Partager des morceaux de sa vie personnelle sur les plateformes de micro-blogging comme Twitter ou Bluesky est souvent mal vu. Certaines personnes parlent d’exhibition et d’égocentrisme, évoquant des utilisateurs et utilisatrices entre névrose et inconscience, incapables de discerner ce qui relève de l’intime et du public. D’autres mettent en garde contre des représentations de soi fallacieuses, enjolivées, trompeuses. Engagés dans une «mise en scène de [la] vie quotidienne», selon l’expression du sociologue Erving Goffman, ces individus seraient en perpétuelle représentation.

Mais si, effectivement, sur la scène des réseaux sociaux, les acteurs et actrices sont souvent cyniques, construisant minutieusement une façade bien éloignée de leur réalité, d’autres font preuve d’une véritable sincérité, révélant leur authenticité, leur spontanéité, sinon leur vulnérabilité.

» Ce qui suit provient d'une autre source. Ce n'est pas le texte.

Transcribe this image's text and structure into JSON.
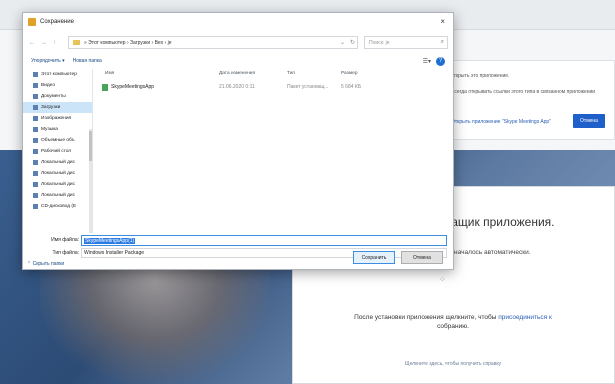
{
  "window": {
    "title": "Сохранение",
    "close_icon": "×"
  },
  "nav": {
    "back": "←",
    "forward": "→",
    "up": "↑",
    "breadcrumb": "» Этот компьютер › Загрузки › Bex › je",
    "search_placeholder": "Поиск: je"
  },
  "toolbar": {
    "organize": "Упорядочить ▾",
    "new_folder": "Новая папка",
    "help": "?"
  },
  "sidebar": {
    "items": [
      {
        "label": "Этот компьютер",
        "selected": false
      },
      {
        "label": "Видео",
        "selected": false
      },
      {
        "label": "Документы",
        "selected": false
      },
      {
        "label": "Загрузки",
        "selected": true
      },
      {
        "label": "Изображения",
        "selected": false
      },
      {
        "label": "Музыка",
        "selected": false
      },
      {
        "label": "Объемные объ",
        "selected": false
      },
      {
        "label": "Рабочий стол",
        "selected": false
      },
      {
        "label": "Локальный дис",
        "selected": false
      },
      {
        "label": "Локальный дис",
        "selected": false
      },
      {
        "label": "Локальный дис",
        "selected": false
      },
      {
        "label": "Локальный дис",
        "selected": false
      },
      {
        "label": "CD-дисковод (E",
        "selected": false
      }
    ]
  },
  "columns": {
    "name": "Имя",
    "date": "Дата изменения",
    "type": "Тип",
    "size": "Размер"
  },
  "files": [
    {
      "name": "SkypeMeetingsApp",
      "date": "21.06.2020 0:11",
      "type": "Пакет установщ...",
      "size": "5 684 КБ"
    }
  ],
  "file_name": {
    "label": "Имя файла:",
    "value": "SkypeMeetingsApp(1)"
  },
  "file_type": {
    "label": "Тип файла:",
    "value": "Windows Installer Package"
  },
  "bottom": {
    "hide_folders": "⌃ Скрыть папки",
    "save": "Сохранить",
    "cancel": "Отмена"
  },
  "background": {
    "prompt_line1": "открыть это приложение.",
    "prompt_line2": "Всегда открывать ссылки этого типа в связанном приложении",
    "prompt_link": "Открыть приложение \"Skype Meetings App\"",
    "prompt_button": "Отмена",
    "card_title": "ващик приложения.",
    "card_subtitle": "не началось автоматически.",
    "card_body_before": "После установки приложения щелкните, чтобы ",
    "card_body_link": "присоединиться к",
    "card_body_after": "собранию.",
    "card_footer": "Щелкните здесь, чтобы получить справку"
  }
}
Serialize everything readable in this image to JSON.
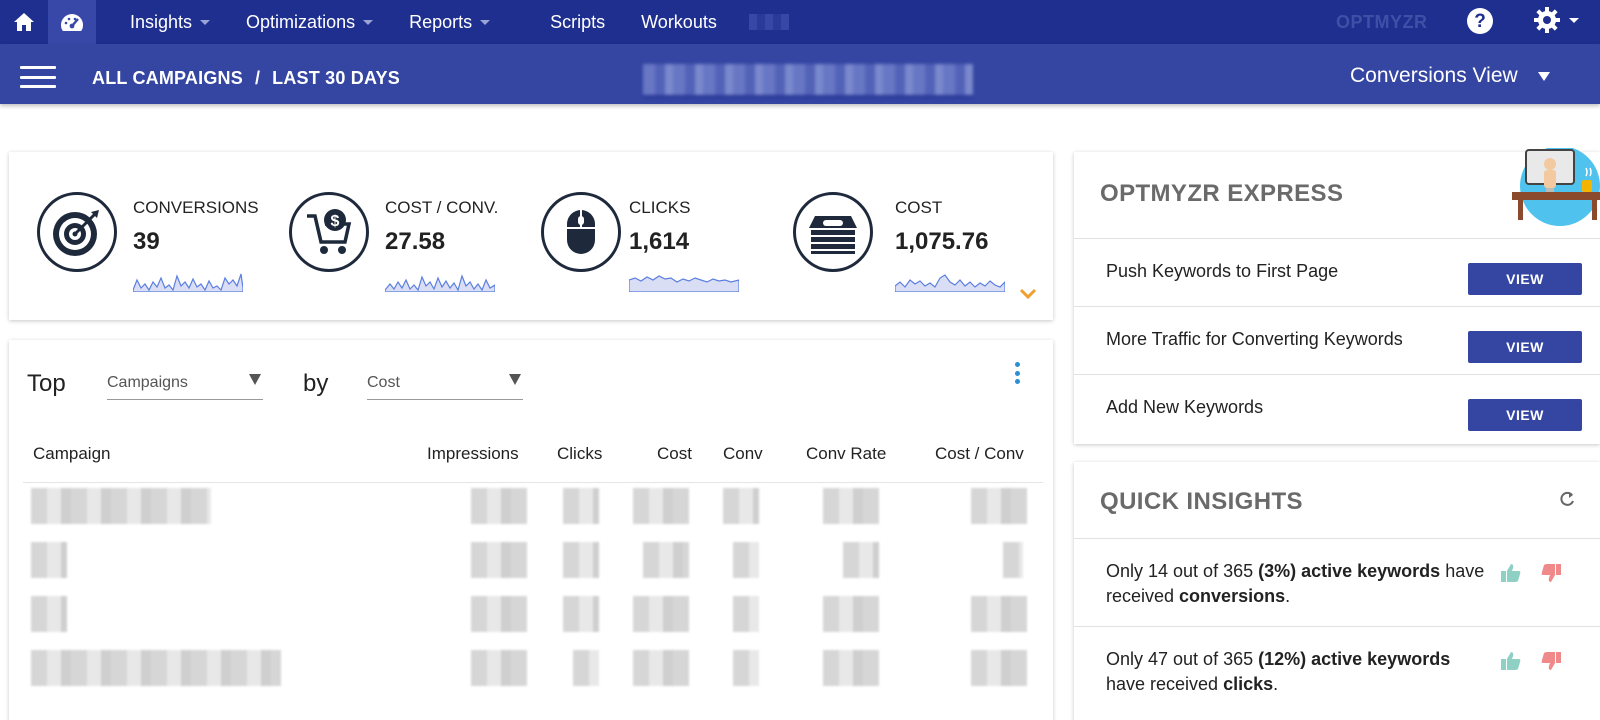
{
  "topnav": {
    "home_icon": "home-icon",
    "dashboard_icon": "speedometer-icon",
    "items": [
      {
        "label": "Insights",
        "has_caret": true
      },
      {
        "label": "Optimizations",
        "has_caret": true
      },
      {
        "label": "Reports",
        "has_caret": true
      },
      {
        "label": "Scripts",
        "has_caret": false
      },
      {
        "label": "Workouts",
        "has_caret": false
      }
    ],
    "brand": "OPTMYZR",
    "help_icon": "help-circle-icon",
    "settings_icon": "gear-icon"
  },
  "subheader": {
    "breadcrumb_campaigns": "ALL CAMPAIGNS",
    "breadcrumb_separator": "/",
    "breadcrumb_range": "LAST 30 DAYS",
    "view_selector": "Conversions View"
  },
  "metrics": [
    {
      "label": "CONVERSIONS",
      "value": "39",
      "icon": "target-icon"
    },
    {
      "label": "COST / CONV.",
      "value": "27.58",
      "icon": "shopping-cart-dollar-icon"
    },
    {
      "label": "CLICKS",
      "value": "1,614",
      "icon": "mouse-icon"
    },
    {
      "label": "COST",
      "value": "1,075.76",
      "icon": "money-stack-icon"
    }
  ],
  "top_table": {
    "top_label": "Top",
    "dimension_select": "Campaigns",
    "by_label": "by",
    "metric_select": "Cost",
    "columns": [
      "Campaign",
      "Impressions",
      "Clicks",
      "Cost",
      "Conv",
      "Conv Rate",
      "Cost / Conv"
    ]
  },
  "express": {
    "title": "OPTMYZR EXPRESS",
    "items": [
      {
        "label": "Push Keywords to First Page",
        "button": "VIEW"
      },
      {
        "label": "More Traffic for Converting Keywords",
        "button": "VIEW"
      },
      {
        "label": "Add New Keywords",
        "button": "VIEW"
      }
    ]
  },
  "insights": {
    "title": "QUICK INSIGHTS",
    "items": [
      {
        "pre": "Only 14 out of 365 ",
        "bold1": "(3%) active keywords",
        "mid": " have received ",
        "bold2": "conversions",
        "post": "."
      },
      {
        "pre": "Only 47 out of 365 ",
        "bold1": "(12%) active keywords",
        "mid": " have received ",
        "bold2": "clicks",
        "post": "."
      }
    ]
  },
  "colors": {
    "nav_bg": "#1f2f8f",
    "subheader_bg": "#3445a2",
    "button_bg": "#3445a2",
    "sparkline_stroke": "#5b7fe0",
    "sparkline_fill": "#d9def5",
    "thumbs_up": "#8fd0c4",
    "thumbs_down": "#f08a8a",
    "accent_orange": "#f0a030"
  }
}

Parce que ces internautes prennent le contre-pied de l’image lisse et proprette souvent attendue sur Instagram ou LinkedIn, dévoilant sans fard et publiquement des éléments relevant souvent de la vie privée et socialement stigmatisés (maladie, difficultés psychologiques, handicap, orientation sexuelle, questionnement et identité de genre…), j’ai souhaité leur donner la parole pour comprendre leur démarche et leurs motivations.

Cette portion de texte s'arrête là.